« En Haïti, garder des repères de mon quotidien m’a protégée »

11/02/2010

« En Haïti, garder des repères de mon quotidien m’a protégée »

De retour d’une mission de dix jours à Port-au-Prince, Claire Levallois, infirmière en chirurgie à Dieppe, revient sur son expérience.

Sa direction avait donné son feu vert depuis déjà longtemps, et elle savait qu’elle pouvait embarquer un jour ou l’autre vers l’inconnu.
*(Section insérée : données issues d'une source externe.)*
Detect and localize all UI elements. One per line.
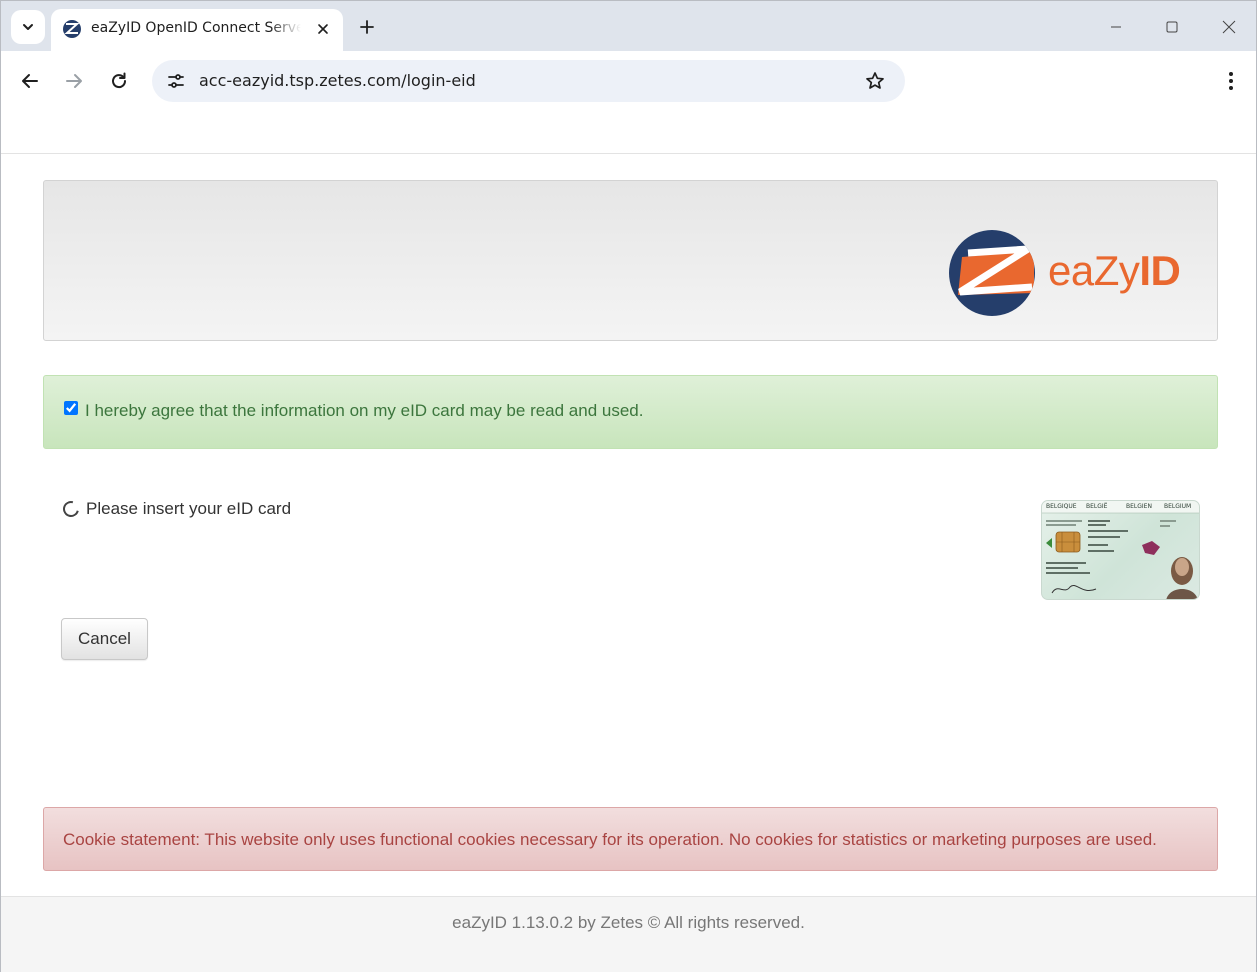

Contactée le 13 janvier, au lendemain du séisme qui venait de dévaster Port-au-Prince et sa région, elle a fait ses bagages sans hésiter. Question d’habitude? Pas du tout... « C’était ma première mission, mon baptême du feu », répond Claire Levallois. Depuis 2005, l’année de son DE, cette infirmière exerce au bloc de l’hôpital de Dieppe (Seine-Maritime). Particularité de cet établissement, une convention signée avec l’association Médecins du monde, qui facilite le départ rapide de soignants pour des missions d’urgence. En compagnie d’un médecin anesthésiste-réanimateur de Dieppe, elle est arrivée le 17 janvier, cinq jours après la catastrophe, à l’hôpital général de Port-au-Prince.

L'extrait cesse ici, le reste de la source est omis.